You are too kind. That statement should read, “claims to the opposite just being a product of the misrepresentation of the data and disinformation regarding its consequences.”
Greg
but the private interests will end up manipulating the government. you have half a chance with a straightforward tax on income. once you start picking winners and losers you will get crushed by the mob of “deserving” causes.
Coberly
Maybe I’m not making my self very clear (sometimes I dont write gooder enough). I am in no way suggesting a total abandonment of current tax codes. There are good reasons to have some progressivity to taxation and taxation is necessary, not for funding decisions per se but as a way to keep people seeking our currency. In fact some would argue (quite persuasively I believe) that it is only the ability to levy taxes that gives fiat currency its value. We have forgotten that years down the road but that doesnt mean it isnt true. ( Ive forgotten many true things and there are even more true things Ive never forgotten because I’ve never known them 😛 )
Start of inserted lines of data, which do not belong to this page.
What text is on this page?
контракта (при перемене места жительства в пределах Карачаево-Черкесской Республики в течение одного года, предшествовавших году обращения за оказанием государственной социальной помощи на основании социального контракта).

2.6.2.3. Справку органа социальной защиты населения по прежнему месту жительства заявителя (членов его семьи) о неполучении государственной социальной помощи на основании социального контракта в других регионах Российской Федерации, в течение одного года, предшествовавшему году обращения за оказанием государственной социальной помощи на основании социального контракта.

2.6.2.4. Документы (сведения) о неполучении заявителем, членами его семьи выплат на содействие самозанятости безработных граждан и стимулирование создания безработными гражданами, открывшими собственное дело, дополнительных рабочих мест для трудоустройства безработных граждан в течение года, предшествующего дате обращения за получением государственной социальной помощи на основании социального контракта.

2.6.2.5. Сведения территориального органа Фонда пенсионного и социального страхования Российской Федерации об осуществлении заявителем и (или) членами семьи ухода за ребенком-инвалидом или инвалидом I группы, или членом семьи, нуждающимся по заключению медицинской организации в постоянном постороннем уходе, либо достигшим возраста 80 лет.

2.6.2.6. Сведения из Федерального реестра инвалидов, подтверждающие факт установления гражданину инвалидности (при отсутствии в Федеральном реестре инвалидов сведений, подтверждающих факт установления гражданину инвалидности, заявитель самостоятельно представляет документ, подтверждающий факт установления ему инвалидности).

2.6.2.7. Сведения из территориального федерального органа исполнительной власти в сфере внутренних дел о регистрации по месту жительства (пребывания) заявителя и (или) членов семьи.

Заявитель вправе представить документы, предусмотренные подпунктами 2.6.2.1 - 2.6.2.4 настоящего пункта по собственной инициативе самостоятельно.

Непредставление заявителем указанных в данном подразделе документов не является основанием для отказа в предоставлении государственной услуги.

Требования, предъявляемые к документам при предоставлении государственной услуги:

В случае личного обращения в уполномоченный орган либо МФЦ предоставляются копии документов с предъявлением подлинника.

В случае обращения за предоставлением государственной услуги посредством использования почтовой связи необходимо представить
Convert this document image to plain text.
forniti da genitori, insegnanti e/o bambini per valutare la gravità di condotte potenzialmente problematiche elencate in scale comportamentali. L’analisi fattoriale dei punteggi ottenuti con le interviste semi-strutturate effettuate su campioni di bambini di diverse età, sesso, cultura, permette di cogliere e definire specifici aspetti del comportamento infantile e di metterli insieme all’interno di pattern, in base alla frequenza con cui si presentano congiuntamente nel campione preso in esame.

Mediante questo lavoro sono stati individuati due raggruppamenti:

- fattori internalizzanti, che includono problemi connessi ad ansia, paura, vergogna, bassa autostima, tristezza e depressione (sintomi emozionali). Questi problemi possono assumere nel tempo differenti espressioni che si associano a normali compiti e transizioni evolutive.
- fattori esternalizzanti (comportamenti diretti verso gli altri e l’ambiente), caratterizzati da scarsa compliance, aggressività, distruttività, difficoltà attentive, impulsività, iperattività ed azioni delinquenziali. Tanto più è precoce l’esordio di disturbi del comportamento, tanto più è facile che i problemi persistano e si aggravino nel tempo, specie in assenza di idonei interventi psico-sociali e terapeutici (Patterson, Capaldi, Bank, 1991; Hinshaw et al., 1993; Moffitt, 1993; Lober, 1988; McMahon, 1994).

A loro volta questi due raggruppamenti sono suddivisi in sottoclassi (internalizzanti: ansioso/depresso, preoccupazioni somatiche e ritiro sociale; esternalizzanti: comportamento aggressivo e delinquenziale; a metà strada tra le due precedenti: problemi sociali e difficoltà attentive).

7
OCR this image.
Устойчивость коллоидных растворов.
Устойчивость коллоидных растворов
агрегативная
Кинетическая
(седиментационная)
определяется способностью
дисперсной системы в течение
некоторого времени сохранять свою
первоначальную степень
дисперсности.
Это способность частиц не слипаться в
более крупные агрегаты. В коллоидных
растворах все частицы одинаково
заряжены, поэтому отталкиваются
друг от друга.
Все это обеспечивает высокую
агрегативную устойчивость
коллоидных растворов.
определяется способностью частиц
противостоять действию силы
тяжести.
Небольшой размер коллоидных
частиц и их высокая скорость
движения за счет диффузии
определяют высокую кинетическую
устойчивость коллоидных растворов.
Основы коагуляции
Yes private interests will manipulate govt they certainly do currently but I think if each taxation decision is simply made for economic reasons (will this stimulate/slowdown aggregate demand) and not as a source of funding our govt spending, we will take a large step forward and squelch some of the current gridlock. There will still be problems (there will still be republicans I imagine 😉 ), but at least we can change the paradigm to a more productive place.